Le quartier quadrillé. Il fouille l'ordure, collecte grains
de sable et perles vives. Sous la première pelure, il cherche la virgule de
l'ongle, corne jaunie des fumeurs, poudre fuchsia du vernis. La piste est
lisible à l'œil nu, sans loupe, sans pendule: les croqueurs sont venus groupés.
Des suspects il surveille le chevauchement des syllabes. Mais, soudain, un
poing imprévu écrase la pulpe déjà blette. Le limier ne joue pas au plus fin.

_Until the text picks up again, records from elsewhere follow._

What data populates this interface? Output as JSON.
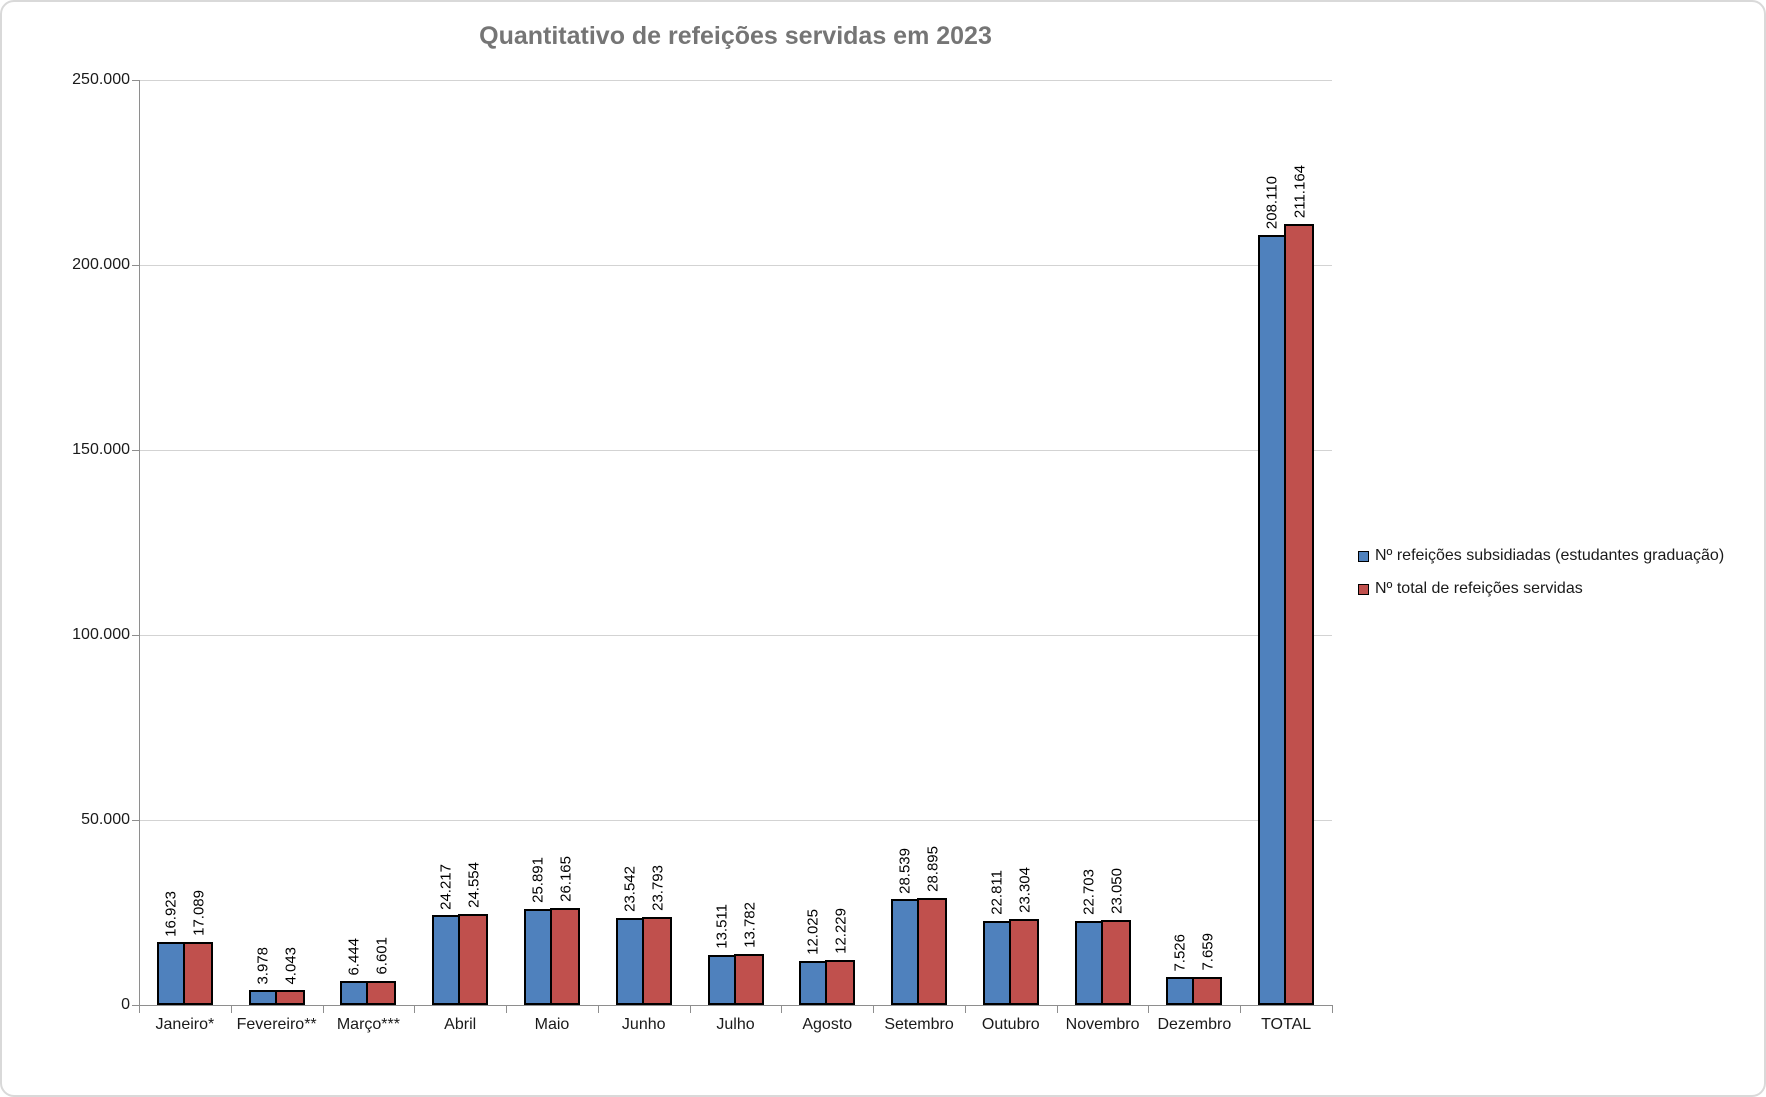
{
  "title": "Quantitativo de refeições servidas em 2023",
  "legend": {
    "items": [
      {
        "label": "Nº refeições subsidiadas (estudantes graduação)",
        "color": "#4f81bd"
      },
      {
        "label": "Nº total de refeições servidas",
        "color": "#c0504d"
      }
    ]
  },
  "chart_data": {
    "type": "bar",
    "title": "Quantitativo de refeições servidas em 2023",
    "categories": [
      "Janeiro*",
      "Fevereiro**",
      "Março***",
      "Abril",
      "Maio",
      "Junho",
      "Julho",
      "Agosto",
      "Setembro",
      "Outubro",
      "Novembro",
      "Dezembro",
      "TOTAL"
    ],
    "series": [
      {
        "name": "Nº refeições subsidiadas (estudantes graduação)",
        "color": "#4f81bd",
        "values": [
          16923,
          3978,
          6444,
          24217,
          25891,
          23542,
          13511,
          12025,
          28539,
          22811,
          22703,
          7526,
          208110
        ],
        "labels": [
          "16.923",
          "3.978",
          "6.444",
          "24.217",
          "25.891",
          "23.542",
          "13.511",
          "12.025",
          "28.539",
          "22.811",
          "22.703",
          "7.526",
          "208.110"
        ]
      },
      {
        "name": "Nº total de refeições servidas",
        "color": "#c0504d",
        "values": [
          17089,
          4043,
          6601,
          24554,
          26165,
          23793,
          13782,
          12229,
          28895,
          23304,
          23050,
          7659,
          211164
        ],
        "labels": [
          "17.089",
          "4.043",
          "6.601",
          "24.554",
          "26.165",
          "23.793",
          "13.782",
          "12.229",
          "28.895",
          "23.304",
          "23.050",
          "7.659",
          "211.164"
        ]
      }
    ],
    "xlabel": "",
    "ylabel": "",
    "ylim": [
      0,
      250000
    ],
    "y_tick_step": 50000,
    "y_tick_labels": [
      "0",
      "50.000",
      "100.000",
      "150.000",
      "200.000",
      "250.000"
    ],
    "grid": true,
    "legend_position": "right",
    "data_label_rotation": -90
  },
  "colors": {
    "series1": "#4f81bd",
    "series2": "#c0504d",
    "bar_border": "#000000",
    "gridline": "#d3d3d3",
    "axis": "#8e8e8e",
    "title_text": "#757575",
    "axis_text": "#1a1a1a",
    "frame_border": "#d9d9d9"
  }
}
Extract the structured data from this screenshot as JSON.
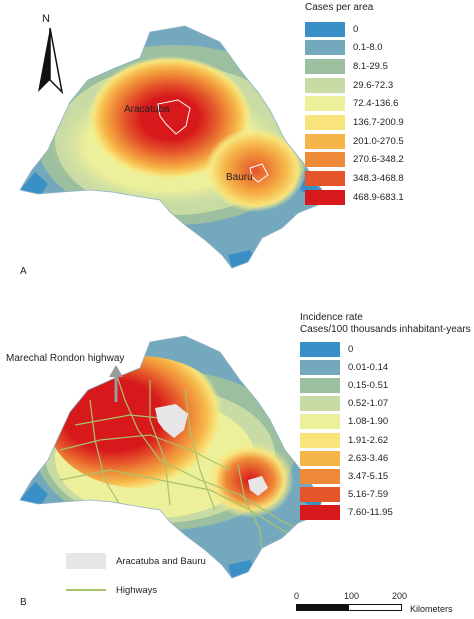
{
  "panel_a": {
    "letter": "A",
    "north": "N",
    "city_labels": [
      "Aracatuba",
      "Bauru"
    ],
    "legend_title": "Cases per area",
    "legend": [
      {
        "label": "0",
        "color": "#3a8fc7"
      },
      {
        "label": "0.1-8.0",
        "color": "#74a9bd"
      },
      {
        "label": "8.1-29.5",
        "color": "#9cbf9f"
      },
      {
        "label": "29.6-72.3",
        "color": "#c8dba4"
      },
      {
        "label": "72.4-136.6",
        "color": "#edf09a"
      },
      {
        "label": "136.7-200.9",
        "color": "#f8e47a"
      },
      {
        "label": "201.0-270.5",
        "color": "#f6b548"
      },
      {
        "label": "270.6-348.2",
        "color": "#ef8a38"
      },
      {
        "label": "348.3-468.8",
        "color": "#e4552a"
      },
      {
        "label": "468.9-683.1",
        "color": "#d7191c"
      }
    ]
  },
  "panel_b": {
    "letter": "B",
    "highway_label": "Marechal Rondon highway",
    "legend_title_1": "Incidence rate",
    "legend_title_2": "Cases/100 thousands inhabitant-years",
    "legend": [
      {
        "label": "0",
        "color": "#3a8fc7"
      },
      {
        "label": "0.01-0.14",
        "color": "#74a9bd"
      },
      {
        "label": "0.15-0.51",
        "color": "#9cbf9f"
      },
      {
        "label": "0.52-1.07",
        "color": "#c8dba4"
      },
      {
        "label": "1.08-1.90",
        "color": "#edf09a"
      },
      {
        "label": "1.91-2.62",
        "color": "#f8e47a"
      },
      {
        "label": "2.63-3.46",
        "color": "#f6b548"
      },
      {
        "label": "3.47-5.15",
        "color": "#ef8a38"
      },
      {
        "label": "5.16-7.59",
        "color": "#e4552a"
      },
      {
        "label": "7.60-11.95",
        "color": "#d7191c"
      }
    ],
    "legend_extra": {
      "cities_label": "Aracatuba and Bauru",
      "cities_color": "#e6e6e6",
      "highways_label": "Highways",
      "highways_color": "#a8c36a"
    },
    "scale": {
      "ticks": [
        "0",
        "100",
        "200"
      ],
      "unit": "Kilometers"
    }
  }
}
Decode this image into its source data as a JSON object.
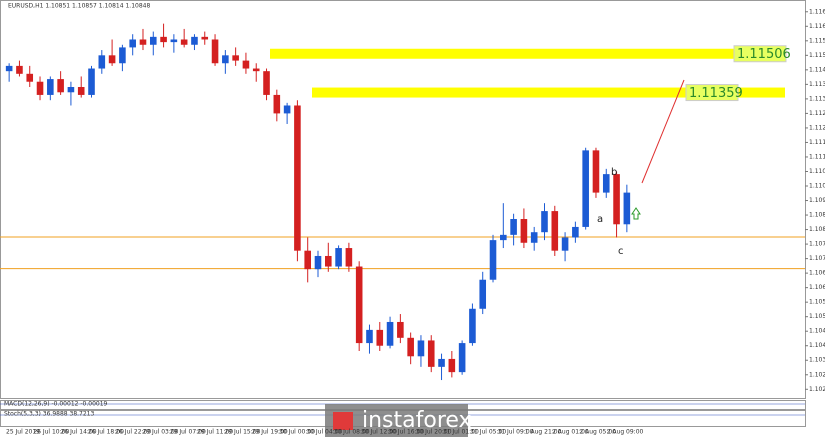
{
  "chart_data": {
    "type": "candlestick",
    "symbol_info": "EURUSD,H1  1.10851 1.10857 1.10814 1.10848",
    "up_color": "#1c5bd4",
    "down_color": "#d42020",
    "open": [
      1.1144,
      1.1146,
      1.1143,
      1.114,
      1.1135,
      1.1141,
      1.1136,
      1.1138,
      1.1135,
      1.1145,
      1.115,
      1.1147,
      1.1153,
      1.1156,
      1.1154,
      1.1157,
      1.1155,
      1.1156,
      1.1154,
      1.1157,
      1.1156,
      1.1147,
      1.115,
      1.1148,
      1.1145,
      1.1144,
      1.1135,
      1.1128,
      1.1131,
      1.1076,
      1.1069,
      1.1074,
      1.107,
      1.1077,
      1.107,
      1.1041,
      1.1046,
      1.104,
      1.1049,
      1.1043,
      1.1036,
      1.1042,
      1.1032,
      1.1035,
      1.103,
      1.1041,
      1.1054,
      1.1065,
      1.108,
      1.1082,
      1.1088,
      1.1079,
      1.1083,
      1.1091,
      1.1076,
      1.1081,
      1.1085,
      1.1114,
      1.1098,
      1.1105,
      1.1086
    ],
    "high": [
      1.1147,
      1.1148,
      1.1146,
      1.1142,
      1.1142,
      1.1144,
      1.114,
      1.1142,
      1.1146,
      1.1152,
      1.1156,
      1.1154,
      1.1158,
      1.116,
      1.1159,
      1.1162,
      1.1158,
      1.116,
      1.1158,
      1.1159,
      1.1158,
      1.1152,
      1.1153,
      1.1151,
      1.1147,
      1.1145,
      1.1137,
      1.1132,
      1.1133,
      1.1081,
      1.1076,
      1.1079,
      1.1078,
      1.1079,
      1.1072,
      1.1048,
      1.1049,
      1.1051,
      1.1052,
      1.1045,
      1.1044,
      1.1044,
      1.1037,
      1.1038,
      1.1042,
      1.1056,
      1.1068,
      1.1082,
      1.1094,
      1.109,
      1.1092,
      1.1085,
      1.1094,
      1.1093,
      1.1083,
      1.1087,
      1.1115,
      1.1115,
      1.1107,
      1.1106,
      1.1101
    ],
    "low": [
      1.114,
      1.1142,
      1.1138,
      1.1133,
      1.1133,
      1.1135,
      1.1131,
      1.1134,
      1.1134,
      1.1143,
      1.1146,
      1.1144,
      1.115,
      1.1152,
      1.115,
      1.1153,
      1.1151,
      1.1153,
      1.1152,
      1.1154,
      1.1146,
      1.1143,
      1.1146,
      1.1143,
      1.114,
      1.1133,
      1.1125,
      1.1124,
      1.1072,
      1.1064,
      1.1066,
      1.1068,
      1.1069,
      1.1068,
      1.1038,
      1.1037,
      1.1038,
      1.1039,
      1.1041,
      1.1033,
      1.1032,
      1.103,
      1.1027,
      1.1028,
      1.1029,
      1.104,
      1.1052,
      1.1064,
      1.1077,
      1.1078,
      1.1077,
      1.1076,
      1.108,
      1.1074,
      1.1072,
      1.1079,
      1.1084,
      1.1096,
      1.1096,
      1.1081,
      1.1083
    ],
    "close": [
      1.1146,
      1.1143,
      1.114,
      1.1135,
      1.1141,
      1.1136,
      1.1138,
      1.1135,
      1.1145,
      1.115,
      1.1147,
      1.1153,
      1.1156,
      1.1154,
      1.1157,
      1.1155,
      1.1156,
      1.1154,
      1.1157,
      1.1156,
      1.1147,
      1.115,
      1.1148,
      1.1145,
      1.1144,
      1.1135,
      1.1128,
      1.1131,
      1.1076,
      1.1069,
      1.1074,
      1.107,
      1.1077,
      1.107,
      1.1041,
      1.1046,
      1.104,
      1.1049,
      1.1043,
      1.1036,
      1.1042,
      1.1032,
      1.1035,
      1.103,
      1.1041,
      1.1054,
      1.1065,
      1.108,
      1.1082,
      1.1088,
      1.1079,
      1.1083,
      1.1091,
      1.1076,
      1.1081,
      1.1085,
      1.1114,
      1.1098,
      1.1105,
      1.1086,
      1.1098
    ],
    "ylim": [
      1.10202,
      1.11702
    ],
    "yticks": [
      1.11665,
      {
        "value": 1.1161,
        "label": "1.11610"
      },
      1.11555,
      {
        "value": 1.115,
        "label": "1.11500"
      },
      1.11445,
      {
        "value": 1.1139,
        "label": "1.11390"
      },
      1.11335,
      {
        "value": 1.1128,
        "label": "1.11280"
      },
      1.11225,
      {
        "value": 1.1117,
        "label": "1.11170"
      },
      1.11115,
      {
        "value": 1.1106,
        "label": "1.11060"
      },
      1.11005,
      {
        "value": 1.1095,
        "label": "1.10950"
      },
      1.10895,
      {
        "value": 1.1084,
        "label": "1.10840"
      },
      1.10785,
      {
        "value": 1.1073,
        "label": "1.10730"
      },
      1.10675,
      {
        "value": 1.1062,
        "label": "1.10620"
      },
      1.10565,
      {
        "value": 1.1051,
        "label": "1.10510"
      },
      1.10455,
      {
        "value": 1.104,
        "label": "1.10400"
      },
      1.10345,
      {
        "value": 1.1029,
        "label": "1.10290"
      },
      1.10235
    ],
    "resistance_zones": [
      1.11506,
      1.11359
    ],
    "zone_color": "#ffff00",
    "support_lines": [
      1.10812,
      1.10692
    ],
    "support_color": "#f0a020",
    "x_labels": [
      "25 Jul 2019",
      "26 Jul 10:00",
      "26 Jul 14:00",
      "26 Jul 18:00",
      "26 Jul 22:00",
      "29 Jul 03:00",
      "29 Jul 07:00",
      "29 Jul 11:00",
      "29 Jul 15:00",
      "29 Jul 19:00",
      "30 Jul 00:00",
      "30 Jul 04:00",
      "30 Jul 08:00",
      "30 Jul 12:00",
      "30 Jul 16:00",
      "30 Jul 20:00",
      "31 Jul 01:00",
      "31 Jul 05:00",
      "31 Jul 09:00",
      "1 Aug 21:00",
      "2 Aug 01:00",
      "2 Aug 05:00",
      "2 Aug 09:00"
    ],
    "annotations": [
      "a",
      "b",
      "c"
    ],
    "indicator_labels": [
      "MACD(12,26,9) -0.00012 -0.00019",
      "Stoch(5,3,3) 36.9888 38.7213"
    ],
    "watermark": "instaforex"
  }
}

D'autres légendes, foucades et drames sérieux, gonflent, désobéissent:
Une duègne pourfend le cœur d'un fiancé fou — les ancolies
flétrissent.
Le salon ruisselle, sent le moisi, le sel mouillé — les
larmes des servantes sont coupables.
Un édredon étouffe le guerrier vaincu — la plume éclabousse
l'air, l'alourdit.
En côte, la dynamo pendouille, claque sur les rayons — des
yeux moqueurs clignotent dans les arbres; on dira que le jus sur nos poignets
est bave d'escargot.
L'enquête est exemplaire. Des listes longues jusqu'à demain
corrigent les pertes de mémoire, quelques outrances de la geste. Dans le livre,
l'histoire cicatrise; ce seront fibres et trémas, des ratures comme des
barques, l'indécrottable pustule.
Une faillite: l'oiseau manque le chat au recel de l'infime.
Sans dommage apparent, la chambre frissonne, s'étrécit. Un vent sopraniste
mange les fenêtres. Les visages fameux désertent, la flamme fraude, l'encre
grasseyé. Les nobles plafonds l'ennuient, les miroirs, les vitrines. Au pied
d'un vase, l'artiste s'entortille. Le tapis ment jusqu'à la corde. Du loisir,
alors, il rêve l'ascèse. C'est, sans erreur, la mélancolie.